Однако наверху — в Кремле, в администрации президента, — на мой взгляд, преувеличивают политические перспективы протеста. Им каждый раз чудится, что назавтра у нас случится Майдан, «оранжевая революция», что Навальный возьмет и выведет на улицы миллионы. Поэтому, вместо того чтобы разговаривать с обществом, пока с ним еще можно разговаривать, власти, исходя из своих фобий и представлений, устраивают такие показательные репрессивные процессы, как против Анастасии Шевченко, и принимают законы наподобие закона о «суверенном Интернете». Эта реакция неадекватна реальным угрозам. 

Шансы войти в настоящий, неимитационный диалог с обществом еще есть, но срок ограничен лишь несколькими годами. И то при сохранении текущего внешнеполитического фона.

Новые обострения на внешнем фронте, новые санкции могут стать поводом для самых неожиданных ситуаций внутри страны. «Русал» не самая крупная наша компания, не «Газпром» и не «Роснефть», но из-за санкций, введенных против «Русала», несколько уральских заводов оказались перед угрозой закрытия, и это подорвало бы ситуацию во всем регионе. А если Запад перекроет движение средств по счетам, заблокирует банковские карточки? Последствия почувствуют все. А политика «осажденной крепости» уже не пройдет: население у нас довольно образованное, а за последние 20 лет освоилось в Интернете (поэтому-то на него и ополчились). Поэтому оптимальным выходом для власти, я считаю, является диалог с обществом — такой же, какой в перестройку начал Михаил Горбачев. Еще раз вспомню гайдаровское «освободите телевидение». Если власть не приступит к такому диалогу, всем будет только хуже. 

— В заключение вернемся непосредственно к вопросу бедности. В прошлом году Владимир Путин издал указ, предписывающий к 2024 году уменьшить число бедных в два раза. Это на сегодняшний день реально? Или этот указ ждет такая же неприглядная участь, как и указ 2012 года о создании 25 миллионов высокопродуктивных рабочих мест и повышении производительности труда в полтора раза? 
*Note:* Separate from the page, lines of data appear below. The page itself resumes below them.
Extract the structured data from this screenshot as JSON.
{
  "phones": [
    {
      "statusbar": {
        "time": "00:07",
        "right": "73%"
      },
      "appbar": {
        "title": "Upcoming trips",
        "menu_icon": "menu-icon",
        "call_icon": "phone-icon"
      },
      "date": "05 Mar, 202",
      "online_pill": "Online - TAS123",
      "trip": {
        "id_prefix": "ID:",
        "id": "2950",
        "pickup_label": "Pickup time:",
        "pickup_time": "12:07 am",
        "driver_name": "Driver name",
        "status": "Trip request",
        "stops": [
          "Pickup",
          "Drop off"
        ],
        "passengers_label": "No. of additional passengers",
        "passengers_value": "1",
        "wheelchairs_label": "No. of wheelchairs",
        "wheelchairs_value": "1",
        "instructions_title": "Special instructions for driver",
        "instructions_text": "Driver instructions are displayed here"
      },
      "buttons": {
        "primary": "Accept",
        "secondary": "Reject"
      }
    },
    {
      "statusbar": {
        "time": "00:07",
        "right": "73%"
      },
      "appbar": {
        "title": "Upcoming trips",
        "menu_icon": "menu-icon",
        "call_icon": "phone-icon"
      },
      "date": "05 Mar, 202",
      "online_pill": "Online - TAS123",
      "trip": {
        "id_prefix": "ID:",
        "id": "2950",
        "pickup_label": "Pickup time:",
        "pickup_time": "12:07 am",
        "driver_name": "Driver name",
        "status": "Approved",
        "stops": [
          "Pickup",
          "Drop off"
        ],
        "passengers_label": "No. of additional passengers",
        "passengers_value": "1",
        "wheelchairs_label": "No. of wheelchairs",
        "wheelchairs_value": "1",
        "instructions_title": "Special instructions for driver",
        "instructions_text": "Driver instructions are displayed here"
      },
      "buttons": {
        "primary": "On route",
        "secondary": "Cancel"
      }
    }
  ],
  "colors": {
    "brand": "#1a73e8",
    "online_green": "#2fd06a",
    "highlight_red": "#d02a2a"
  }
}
 — Ту институциональную махину, которая построена за последние 20 лет, изменить очень сложно. Предстоит расчистить гигантские завалы и построить что-то вместо них — как в свое время делал тот же Егор Гайдар. Если политическая, экономическая и прочие реформы начнутся прямо завтра, эффект они дадут в лучшем случае через 3–5 лет. Но прямо завтра реформы не начнутся. Поэтому указ о двукратном снижении бедности заведомо неисполним.